Si vous souhaitez attendre avant de les apprêter, nettoyez-les soigneusement (évitez le bain dans l’évier, un petit coup de pinceau devrait suffire), enfilez-les le long d’un fil à repriser muni d’une fine aiguille et faites-les sécher à l’air libre, chaud et sec de préférence. Il faudra ensuite les réhydrater dans l’eau pendant une quinzaine de minutes.

Soufflé aux trompettes-de-la-mort et beaufort

Le soufflé est une épreuve qui rebute beaucoup de cuisiniers parce que sa fabrication et son minutage sont exigeants. Depuis le début du XVIIIe siècle et la « crème soufflée de blancs d’œufs, diversifiée et pointée d’écorces de citron » du « Nouveau cuisinier royal et bourgeois », l’ouvrage de François Massialot, l’arrivée du soufflé bombé, tremblant et fumant constitue un temps fort du service, hier comme aujourd’hui, dans les palais comme en ville.

François Massialot

Tous les penseurs de la gastronomie française se sont relayés pour énoncer les règles d’or du soufflé, d’André Viard à Gaston Lenôtre en passant par Beauvillers, Grimod de la Reynière, Maurice Carême, Escoffier, j’en passe…

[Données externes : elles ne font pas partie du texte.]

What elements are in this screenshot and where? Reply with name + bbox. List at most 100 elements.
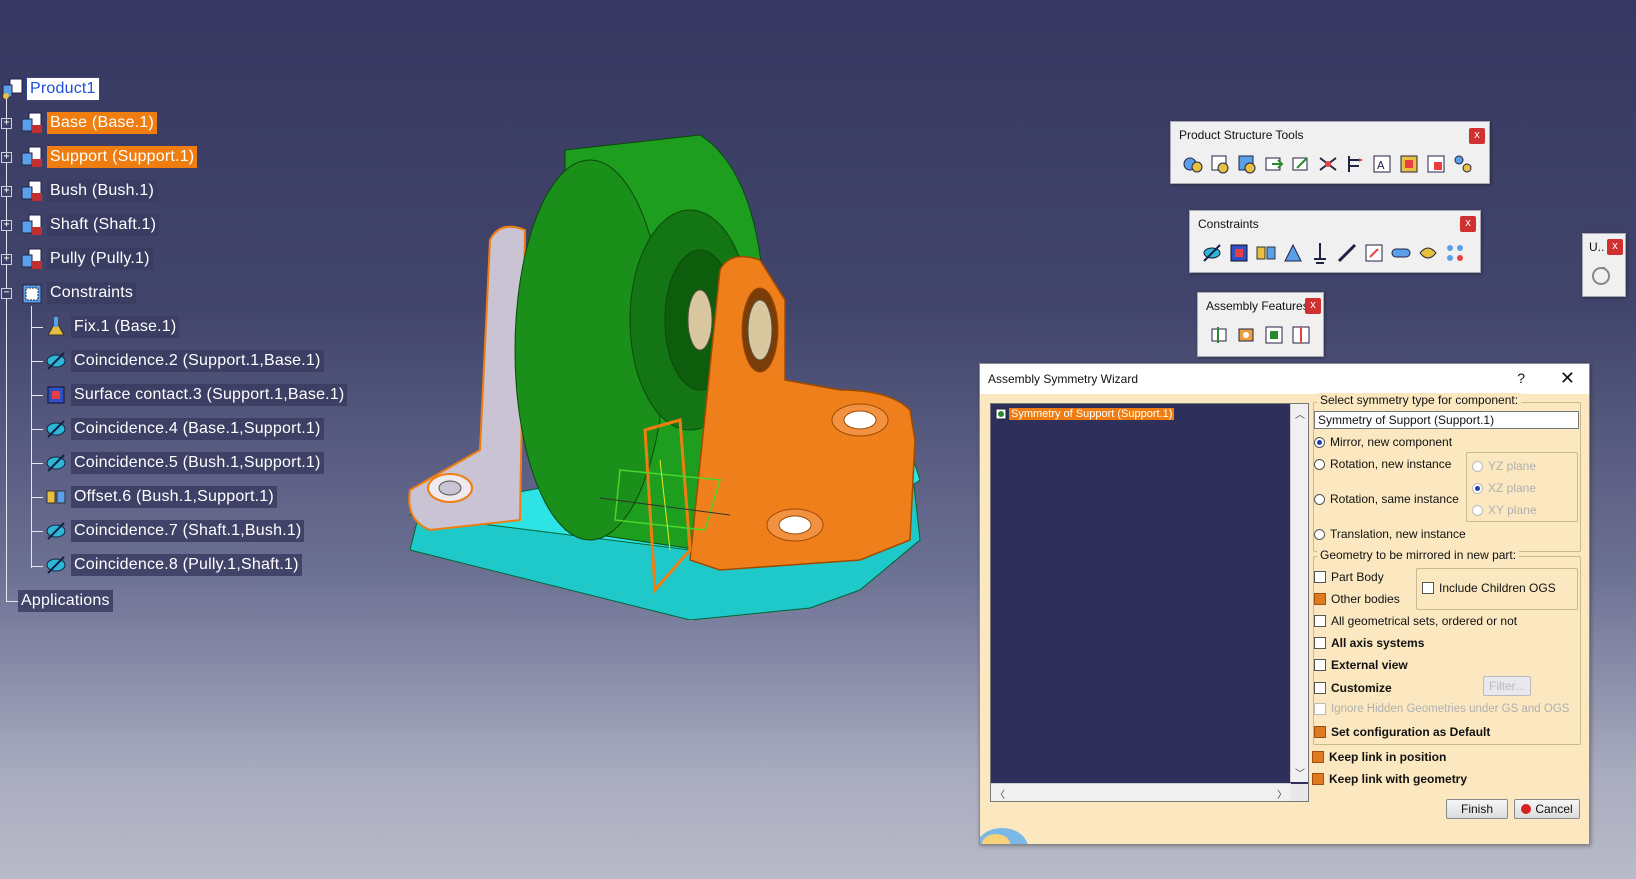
update-icon[interactable] bbox=[1589, 264, 1613, 288]
tree-node-shaft[interactable]: Shaft (Shaft.1) bbox=[20, 211, 160, 239]
scroll-left-icon[interactable]: 〈 bbox=[995, 786, 1005, 801]
contact-constraint-icon[interactable] bbox=[1227, 241, 1251, 265]
help-button[interactable]: ? bbox=[1517, 370, 1525, 386]
constraint-item[interactable]: Coincidence.2 (Support.1,Base.1) bbox=[44, 347, 324, 375]
hole-icon[interactable] bbox=[1235, 323, 1259, 347]
manage-representations-icon[interactable] bbox=[1424, 152, 1448, 176]
tree-node-base[interactable]: Base (Base.1) bbox=[20, 109, 157, 137]
other-bodies-checkbox[interactable]: Other bodies bbox=[1314, 592, 1400, 606]
close-button[interactable]: ✕ bbox=[1560, 368, 1575, 389]
set-configuration-default-checkbox[interactable]: Set configuration as Default bbox=[1314, 725, 1490, 739]
radio-indicator bbox=[1472, 504, 1483, 516]
scroll-right-icon[interactable]: 〉 bbox=[1277, 786, 1287, 801]
flexible-rigid-icon[interactable] bbox=[1389, 241, 1413, 265]
tree-root-product[interactable]: Product1 bbox=[0, 75, 100, 103]
selective-load-icon[interactable] bbox=[1397, 152, 1421, 176]
fix-together-icon[interactable] bbox=[1335, 241, 1359, 265]
change-constraint-icon[interactable] bbox=[1416, 241, 1440, 265]
coincidence-constraint-icon[interactable] bbox=[1200, 241, 1224, 265]
checkbox-label: Include Children OGS bbox=[1439, 581, 1556, 595]
constraint-item[interactable]: Coincidence.4 (Base.1,Support.1) bbox=[44, 415, 324, 443]
constraint-label: Surface contact.3 (Support.1,Base.1) bbox=[71, 384, 348, 406]
translation-new-instance-radio[interactable]: Translation, new instance bbox=[1314, 527, 1466, 541]
multi-instantiation-icon[interactable] bbox=[1451, 152, 1475, 176]
checkbox-indicator bbox=[1314, 703, 1326, 715]
close-icon[interactable]: x bbox=[1460, 216, 1476, 232]
existing-component-icon[interactable] bbox=[1262, 152, 1286, 176]
split-icon[interactable] bbox=[1208, 323, 1232, 347]
customize-checkbox[interactable]: Customize bbox=[1314, 681, 1392, 695]
expand-toggle[interactable]: + bbox=[1, 186, 12, 197]
part-icon bbox=[20, 213, 44, 237]
toolbar-icons bbox=[1190, 237, 1480, 271]
finish-button[interactable]: Finish bbox=[1446, 799, 1508, 819]
constraint-item[interactable]: Fix.1 (Base.1) bbox=[44, 313, 180, 341]
scroll-down-icon[interactable]: ﹀ bbox=[1295, 765, 1305, 780]
part-body-checkbox[interactable]: Part Body bbox=[1314, 570, 1384, 584]
xz-plane-radio[interactable]: XZ plane bbox=[1472, 481, 1536, 495]
keep-link-position-checkbox[interactable]: Keep link in position bbox=[1312, 750, 1446, 764]
checkbox-label: Ignore Hidden Geometries under GS and OG… bbox=[1331, 703, 1570, 715]
expand-toggle[interactable]: + bbox=[1, 220, 12, 231]
part-icon bbox=[20, 111, 44, 135]
3d-assembly-model[interactable] bbox=[390, 120, 950, 620]
tree-node-bush[interactable]: Bush (Bush.1) bbox=[20, 177, 157, 205]
assembly-features-toolbar[interactable]: Assembly Features x bbox=[1197, 292, 1324, 357]
list-item[interactable]: Symmetry of Support (Support.1) bbox=[995, 408, 1175, 420]
external-view-checkbox[interactable]: External view bbox=[1314, 658, 1408, 672]
new-part-icon[interactable] bbox=[1235, 152, 1259, 176]
new-product-icon[interactable] bbox=[1208, 152, 1232, 176]
collapse-toggle[interactable]: − bbox=[1, 288, 12, 299]
scroll-up-icon[interactable]: ︿ bbox=[1295, 406, 1305, 421]
radio-label: Translation, new instance bbox=[1330, 527, 1466, 541]
tree-node-support[interactable]: Support (Support.1) bbox=[20, 143, 198, 171]
expand-toggle[interactable]: + bbox=[1, 152, 12, 163]
include-children-ogs-checkbox[interactable]: Include Children OGS bbox=[1422, 581, 1556, 595]
filter-button[interactable]: Filter... bbox=[1483, 676, 1531, 696]
new-component-icon[interactable] bbox=[1181, 152, 1205, 176]
product-structure-toolbar[interactable]: Product Structure Tools x A bbox=[1170, 121, 1490, 184]
ignore-hidden-checkbox[interactable]: Ignore Hidden Geometries under GS and OG… bbox=[1314, 703, 1569, 715]
all-axis-systems-checkbox[interactable]: All axis systems bbox=[1314, 636, 1424, 650]
angle-constraint-icon[interactable] bbox=[1281, 241, 1305, 265]
tree-node-pully[interactable]: Pully (Pully.1) bbox=[20, 245, 153, 273]
quick-constraint-icon[interactable] bbox=[1362, 241, 1386, 265]
all-geometrical-sets-checkbox[interactable]: All geometrical sets, ordered or not bbox=[1314, 614, 1517, 628]
offset-constraint-icon[interactable] bbox=[1254, 241, 1278, 265]
replace-component-icon[interactable] bbox=[1316, 152, 1340, 176]
vertical-scrollbar[interactable]: ︿ ﹀ bbox=[1290, 404, 1308, 782]
graph-tree-reordering-icon[interactable] bbox=[1343, 152, 1367, 176]
generate-numbering-icon[interactable]: A bbox=[1370, 152, 1394, 176]
constraints-toolbar[interactable]: Constraints x bbox=[1189, 210, 1481, 273]
expand-toggle[interactable]: + bbox=[1, 254, 12, 265]
scrollbar-corner bbox=[1291, 784, 1308, 801]
expand-toggle[interactable]: + bbox=[1, 118, 12, 129]
fix-component-icon[interactable] bbox=[1308, 241, 1332, 265]
radio-indicator bbox=[1314, 436, 1325, 448]
tree-node-applications[interactable]: Applications bbox=[18, 587, 113, 615]
constraint-item[interactable]: Coincidence.5 (Bush.1,Support.1) bbox=[44, 449, 324, 477]
constraint-item[interactable]: Coincidence.7 (Shaft.1,Bush.1) bbox=[44, 517, 305, 545]
tree-node-constraints[interactable]: Constraints bbox=[20, 279, 137, 307]
xy-plane-radio[interactable]: XY plane bbox=[1472, 503, 1537, 517]
symmetry-list[interactable]: Symmetry of Support (Support.1) ︿ ﹀ 〈 〉 bbox=[990, 403, 1309, 802]
existing-positioning-icon[interactable] bbox=[1289, 152, 1313, 176]
constraint-item[interactable]: Offset.6 (Bush.1,Support.1) bbox=[44, 483, 277, 511]
mirror-new-component-radio[interactable]: Mirror, new component bbox=[1314, 435, 1452, 449]
component-name-field[interactable]: Symmetry of Support (Support.1) bbox=[1314, 411, 1579, 429]
close-icon[interactable]: x bbox=[1607, 239, 1623, 255]
rotation-same-instance-radio[interactable]: Rotation, same instance bbox=[1314, 492, 1459, 506]
cancel-button[interactable]: Cancel bbox=[1514, 799, 1580, 819]
close-icon[interactable]: x bbox=[1469, 128, 1485, 144]
horizontal-scrollbar[interactable]: 〈 〉 bbox=[991, 783, 1291, 801]
close-icon[interactable]: x bbox=[1305, 298, 1321, 314]
mini-toolbar[interactable]: U.. x bbox=[1582, 233, 1626, 297]
yz-plane-radio[interactable]: YZ plane bbox=[1472, 459, 1536, 473]
keep-link-geometry-checkbox[interactable]: Keep link with geometry bbox=[1312, 772, 1467, 786]
constraint-item[interactable]: Surface contact.3 (Support.1,Base.1) bbox=[44, 381, 348, 409]
rotation-new-instance-radio[interactable]: Rotation, new instance bbox=[1314, 457, 1451, 471]
symmetry-icon[interactable] bbox=[1289, 323, 1313, 347]
reuse-pattern-icon[interactable] bbox=[1443, 241, 1467, 265]
constraint-item[interactable]: Coincidence.8 (Pully.1,Shaft.1) bbox=[44, 551, 302, 579]
pocket-icon[interactable] bbox=[1262, 323, 1286, 347]
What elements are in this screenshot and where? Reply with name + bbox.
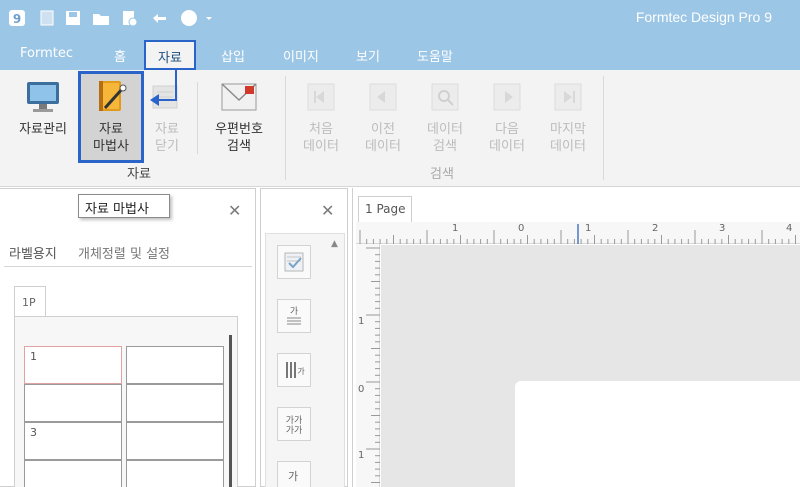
tab-image[interactable]: 이미지	[283, 46, 319, 65]
label-cell[interactable]	[126, 460, 224, 487]
search-record-icon	[431, 83, 459, 111]
svg-text:가가: 가가	[286, 425, 303, 436]
data-close-label: 자료 닫기	[155, 122, 179, 154]
new-file-icon[interactable]	[38, 9, 56, 27]
label-panel: ✕ 라벨용지 개체정렬 및 설정 1P 1 3	[0, 188, 256, 487]
app-logo-icon: 9	[9, 10, 25, 26]
tab-help[interactable]: 도움말	[417, 46, 453, 65]
monitor-icon	[27, 82, 59, 112]
tool-panel: ✕ ▲ 가 가 가가 가가 가	[260, 188, 348, 487]
last-record-icon	[554, 83, 582, 111]
next-data-button[interactable]: 다음 데이터	[482, 78, 532, 155]
first-record-icon	[307, 83, 335, 111]
checklist-icon	[284, 252, 304, 272]
export-icon[interactable]	[120, 9, 138, 27]
envelope-icon	[221, 83, 257, 111]
subtab-label-paper[interactable]: 라벨용지	[9, 243, 57, 262]
font-tool-button[interactable]: 가	[277, 461, 311, 487]
svg-text:9: 9	[13, 12, 21, 26]
prev-data-button[interactable]: 이전 데이터	[358, 78, 408, 155]
text-box-tool-button[interactable]: 가	[277, 299, 311, 333]
vertical-text-icon: 가	[286, 362, 305, 378]
label-cell[interactable]	[126, 422, 224, 460]
tab-data[interactable]: 자료	[144, 40, 196, 70]
ruler-h-label: 2	[652, 223, 659, 234]
label-cell[interactable]: 1	[24, 346, 122, 384]
ruler-h-label: 1	[452, 223, 459, 234]
ruler-h-label: 1	[585, 223, 592, 234]
ruler-v-label: 1	[358, 450, 365, 461]
close-icon[interactable]: ✕	[228, 201, 241, 220]
checklist-tool-button[interactable]	[277, 245, 311, 279]
horizontal-ruler: 1 0 1 2 3 4	[356, 222, 800, 244]
close-icon[interactable]: ✕	[321, 201, 334, 220]
tab-insert[interactable]: 삽입	[221, 46, 245, 65]
last-data-button[interactable]: 마지막 데이터	[540, 78, 596, 155]
label-cell[interactable]: 3	[24, 422, 122, 460]
last-data-label: 마지막 데이터	[550, 122, 586, 154]
label-cell[interactable]	[126, 346, 224, 384]
ruler-h-label: 0	[518, 223, 525, 234]
label-cell[interactable]	[24, 460, 122, 487]
ruler-v-label: 1	[358, 316, 365, 327]
prev-record-icon	[369, 83, 397, 111]
arrow-annotation-icon	[150, 70, 177, 106]
wizard-highlight-box	[78, 71, 144, 163]
subtab-divider	[4, 266, 252, 267]
next-record-icon	[493, 83, 521, 111]
font-icon: 가	[288, 470, 298, 483]
zipcode-search-button[interactable]: 우편번호 검색	[202, 78, 276, 155]
svg-text:가: 가	[288, 470, 298, 483]
zipcode-search-label: 우편번호 검색	[215, 122, 263, 154]
next-data-label: 다음 데이터	[489, 122, 525, 154]
scroll-bar[interactable]	[229, 335, 232, 487]
first-data-label: 처음 데이터	[303, 122, 339, 154]
label-cell[interactable]	[126, 384, 224, 422]
vertical-ruler: 1 0 1	[356, 244, 380, 487]
data-group-label: 자료	[127, 167, 151, 182]
label-page[interactable]	[515, 381, 800, 487]
save-icon[interactable]	[64, 9, 82, 27]
search-data-button[interactable]: 데이터 검색	[420, 78, 470, 155]
group-separator-2	[603, 76, 604, 180]
svg-text:가: 가	[290, 306, 298, 317]
wizard-tooltip: 자료 마법사	[78, 194, 170, 218]
open-folder-icon[interactable]	[92, 9, 110, 27]
data-manage-label: 자료관리	[19, 122, 67, 137]
search-group-label: 검색	[430, 167, 454, 182]
horizontal-ruler-ticks	[359, 224, 796, 244]
app-title: Formtec Design Pro 9	[635, 9, 772, 25]
data-manage-button[interactable]: 자료관리	[10, 78, 76, 138]
char-spacing-tool-button[interactable]: 가가 가가	[277, 407, 311, 441]
page-tab-1p[interactable]: 1P	[14, 286, 46, 316]
title-bar: 9 Formtec Design Pro 9	[0, 0, 800, 38]
menu-bar: Formtec 홈 자료 삽입 이미지 보기 도움말	[0, 38, 800, 70]
ruler-v-label: 0	[358, 384, 365, 395]
tab-home[interactable]: 홈	[114, 46, 126, 65]
vertical-text-tool-button[interactable]: 가	[277, 353, 311, 387]
ruler-h-label: 3	[719, 223, 726, 234]
scroll-up-icon[interactable]: ▲	[331, 239, 338, 249]
ruler-h-label: 4	[786, 223, 793, 234]
color-circle-icon[interactable]	[180, 9, 198, 27]
first-data-button[interactable]: 처음 데이터	[296, 78, 346, 155]
svg-text:가가: 가가	[286, 415, 303, 426]
tab-view[interactable]: 보기	[356, 46, 380, 65]
text-block-icon: 가	[287, 306, 301, 325]
customize-dropdown-icon[interactable]	[204, 9, 214, 27]
undo-icon[interactable]	[150, 9, 168, 27]
prev-data-label: 이전 데이터	[365, 122, 401, 154]
ribbon-separator	[197, 82, 198, 154]
subtab-object-align[interactable]: 개체정렬 및 설정	[78, 243, 170, 262]
page-tab-1-page[interactable]: 1 Page	[358, 196, 412, 222]
svg-text:가: 가	[297, 367, 305, 376]
tab-formtec[interactable]: Formtec	[20, 46, 73, 61]
search-data-label: 데이터 검색	[427, 122, 463, 154]
char-spacing-icon: 가가 가가	[286, 415, 303, 436]
group-separator	[285, 76, 286, 180]
label-cell[interactable]	[24, 384, 122, 422]
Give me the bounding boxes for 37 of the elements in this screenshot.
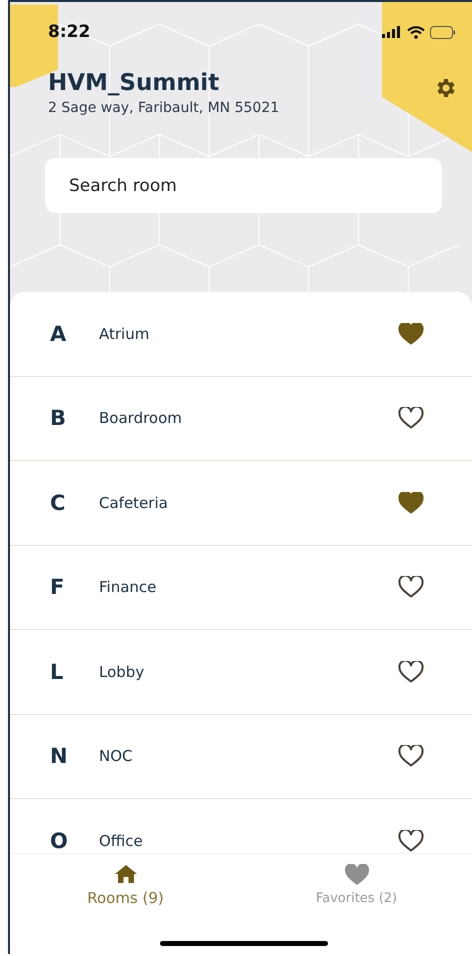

Il vous faut : 70 g de beurre + 20 g pour le moule, 60 g de farine + 20 g pour le moule, 25 cl de lait, 5 œufs, 140 g de beaufort râpé, 25 g de trompettes-de-la-mort séchées, 2 cuillères à soupe d’huile d’olive, 1 gousse d’ail pressée, poivre.

Réhydratez les champignons dans un récipient d’eau froide, beurrez généreusement le ou les moules à soufflé à l’aide d’un pinceau, en partant du bas vers le haut. Privilégiez les moules individuels, le risque de voir les soufflés retomber est moindre. Farinez-les, puis retournez-les au-dessus de l’évier en tapotant pour éliminer l’excédent de farine. Réservez au frais.

Faites revenir l’ail dans l’huile d’olive chaude, ajoutez les champignons égouttés, assaisonnez en sel et en poivre et faites cuire 5mn. Réservez.

Réalisez une béchamel. (voir ici pour la béchamel : https://recettesahistoires.com/2022/06/30/du-marquis-de-bechameil-a-la-crete-de-coq/)

Ajoutez le beaufort râpé.

Séparez les blancs des jaunes d’œufs. Incorporez au fouet les jaunes un à un dans la béchamel. Versez ensuite les trompettes et mélangez. Goûtez, assaisonnez en sel et en poivre. Montez les blancs en neige ferme. Mélangez au fouet un peu des blancs en neige à la préparation pour la détendre, puis incorporez le reste des blancs délicatement à la spatule.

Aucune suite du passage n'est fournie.